En el desarrollo del litigio por la expropiación de YPF, la jueza Loretta Preska, de la corte del Distrito Sur de Nueva York, ha decidido desestimar la solicitud presentada por el Estado argentino para frenar el proceso de revelación de pruebas. Esta solicitud fue realizada mientras se espera la resolución de la Corte de Apelaciones sobre el caso principal, lo que lleva a Argentina a plantear una apelación ante esta nueva determinación.
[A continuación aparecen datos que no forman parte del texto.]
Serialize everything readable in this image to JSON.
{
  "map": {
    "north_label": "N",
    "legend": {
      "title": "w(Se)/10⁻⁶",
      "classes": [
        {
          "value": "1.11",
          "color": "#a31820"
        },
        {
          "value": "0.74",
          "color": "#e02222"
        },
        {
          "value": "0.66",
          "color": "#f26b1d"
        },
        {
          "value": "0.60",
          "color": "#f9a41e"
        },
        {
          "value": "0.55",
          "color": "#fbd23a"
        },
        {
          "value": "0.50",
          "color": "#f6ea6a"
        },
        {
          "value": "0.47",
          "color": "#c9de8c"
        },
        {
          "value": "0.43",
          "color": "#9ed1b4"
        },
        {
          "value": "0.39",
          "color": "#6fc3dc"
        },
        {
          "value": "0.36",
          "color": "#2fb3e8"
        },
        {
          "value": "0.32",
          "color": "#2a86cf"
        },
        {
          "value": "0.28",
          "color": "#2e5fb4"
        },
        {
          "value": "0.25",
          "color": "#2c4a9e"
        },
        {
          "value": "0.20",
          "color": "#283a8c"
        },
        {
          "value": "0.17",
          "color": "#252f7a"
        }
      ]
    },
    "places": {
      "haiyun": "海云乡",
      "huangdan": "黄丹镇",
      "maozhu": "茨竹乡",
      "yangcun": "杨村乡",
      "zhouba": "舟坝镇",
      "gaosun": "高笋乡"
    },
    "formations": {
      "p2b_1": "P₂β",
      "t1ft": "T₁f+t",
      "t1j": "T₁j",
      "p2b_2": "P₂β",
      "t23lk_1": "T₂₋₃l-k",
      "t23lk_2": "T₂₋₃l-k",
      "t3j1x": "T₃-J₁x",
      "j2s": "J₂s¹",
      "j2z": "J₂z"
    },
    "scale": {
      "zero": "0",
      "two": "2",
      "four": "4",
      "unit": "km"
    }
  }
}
La negativa de Preska significa que el proceso de intercambio de pruebas continuará, a pesar de que el país aún espera la decisión del tribunal de apelaciones. Este conflicto legal se centra en la obligación de Argentina de pagar una suma de USD 16.100 millones más intereses a Burford Capital y Eton Park, como resultado de la expropiación de la petrolera en 2012. Desde mayo de 2024, los demandantes han estado solicitando formalmente la etapa de discovery, donde se intercambia información clave, enfocándose en los activos argentinos, incluyendo reservas de oro.

Sebastián Maril, director regional de Latam Advisors, afirmó que Argentina tiene la intención de apelar este fallo, lo que marcaría la sexta apelación en el caso por la expropiación de YPF, abarcando distintos aspectos del litigio. Por su parte, el país había presentado un escrito en el que se oponía a las solicitudes de desacato y sanciones promovidas por los demandantes, argumentando que estas exigencias son excesivas y carecen de fundamento legal, buscando más bien presionar en la negociación que identificar activos ejecutables. En un último movimiento, los demandantes han solicitado a la jueza Preska una Audiencia Probatoria para que Argentina demuestre la falta de información sobre sus reservas de oro, mientras que la defensa sostiene que tales activos son inmunes a ejecución judicial.

La defensa argentina, en una declaración jurada presentada, afirmó que las reservas de oro del Banco Central de la República Argentina (BCRA) no pueden ser ejecutadas en Estados Unidos ni en otras jurisdicciones, independientemente de las solicitudes de discovery. Este documento, que fue firmado por José Ignacio García Hamilton, secretario de Legal y Técnica del Ministerio de Economía, argumenta que revelar la ubicación de las cuentas que custodian estas reservas podría poner en riesgo la seguridad financiera del país.